I care so much more about the world. You hear about places like Southeast Asia and Africa in the news, but now having experienced it, and having real connections there alters your perspective and attitude completely. I also feel so independent – traveling abroad isn’t scary or out of reach; it’s something that a twenty-year old college student can do without internet access or a map. I’ve become so thankful and understanding of the privileges that Americans have, with our wealth and in the ways we view gender; as well as our democratic government and our sanitation systems. It’s something you have to experience, seeing other places other than what you’ve known, to better understand your own country.
So, before I say goodbye and return to normal life again, here are a few housekeeping items for general knowledge:
- Saving for the trip. Everyone asks about paying for SAS. Your school will help you out with tuition, but we all have to budget our own extracurricular spending money that isn’t in the bill. By the end of Morocco, I had spent $2659 of my personal money traveling in the 12 ports. This is not including tuition, flights, or visas obtained before boarding. This does include the shampoo and bathroom supplies, snacks and laundry, and my general travel expenses – two flights, a Japanese bullet train, and many buses and taxis. Transportation costs were my largest expense, followed by food and lodging. That said, I stayed off the ship almost every night, with the exception of South Africa and Singapore.
- Safety. I never had moments where I felt that I was in immediate danger. I think you have to be smart, and travel with people you trust to also be smart. There were moments where I felt judged, disrespected or objectified because I was a woman, and there were points in my travels with friends where we knew that we had to make decisions based on our circumstances whether to continue, or get out. You have to be aware, and listen to what your SAS deans tell you about safety and cultural norms in a country.
- Seasickness. I didn’t have any problems with seasickness or any illnesses. It affects many people though, and the worst days for sickness were near the beginning when we crossed the Pacific. People generally get better within a few days, sometimes it comes back, but you figure out your body and how it works pretty quickly. And the ship is full of medicine if you need it.
- School / Travel Balance. It’s jarring to come back from six days in India and have a paper due the next day, but it’s manageable. Ship life is very restful, you’re given much more unstructured time to get your work done than you would in normal college life.
- Study abroad will change your life. It’s not something to be afraid of, and there are scholarships everywhere if you plan ahead and talk to your study abroad office, financial aid office, and your friends who have done it. I never thought I would study abroad, but now I couldn’t recommend it more. College is a time when you’re trying to figure out your life, and when you’re not always sure what you want to do, it helps to see where your opportunities are, get a bigger picture of what the world is and where you fit within it. Besides, you’re also in some of the best shape of your life, so you’re resilient against lots of walking and lack of sleep.

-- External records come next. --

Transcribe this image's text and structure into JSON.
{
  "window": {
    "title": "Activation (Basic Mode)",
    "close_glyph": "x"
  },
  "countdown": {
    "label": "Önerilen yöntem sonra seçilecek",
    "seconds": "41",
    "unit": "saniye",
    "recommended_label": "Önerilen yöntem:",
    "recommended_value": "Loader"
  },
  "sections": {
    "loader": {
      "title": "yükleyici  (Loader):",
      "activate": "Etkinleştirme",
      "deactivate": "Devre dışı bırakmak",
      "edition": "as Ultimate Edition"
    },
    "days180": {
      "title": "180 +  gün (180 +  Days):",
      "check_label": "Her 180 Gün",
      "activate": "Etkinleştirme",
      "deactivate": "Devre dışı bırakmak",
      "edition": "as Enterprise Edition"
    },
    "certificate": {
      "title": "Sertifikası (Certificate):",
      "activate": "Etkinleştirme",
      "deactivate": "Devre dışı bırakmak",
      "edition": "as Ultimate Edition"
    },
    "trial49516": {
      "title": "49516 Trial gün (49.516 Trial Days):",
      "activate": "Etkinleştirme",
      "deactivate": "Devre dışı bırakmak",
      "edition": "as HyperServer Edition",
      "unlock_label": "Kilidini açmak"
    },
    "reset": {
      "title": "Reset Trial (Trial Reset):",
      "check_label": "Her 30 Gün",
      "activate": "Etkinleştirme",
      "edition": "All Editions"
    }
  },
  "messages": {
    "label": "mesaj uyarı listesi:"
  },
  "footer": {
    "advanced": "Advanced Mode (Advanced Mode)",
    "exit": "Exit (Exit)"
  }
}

I have thoroughly enjoyed writing about my travels on Semester at Sea! I hope you’ve enjoyed reading and have learned or become more curious about travel abroad. If you have any questions, I’m always available to contact at email@example.com and would love to answer anything I can! I am headed to travel in France and the UK when we disembark, and then I’ll return to the USA to Charlottesville for the summer (and make back some of the money I spent on this voyage). I am very sad that Semester At Sea is ending, but at the same time I’m so glad I decided to jump in and do this. It’s one of the best decisions I can think that I’ve made in my life, and I think it’s obviously going to impact my worldview forever. So I just tell myself that even if I have to leave my home in the ship tomorrow, it’s not an ending, just another journey.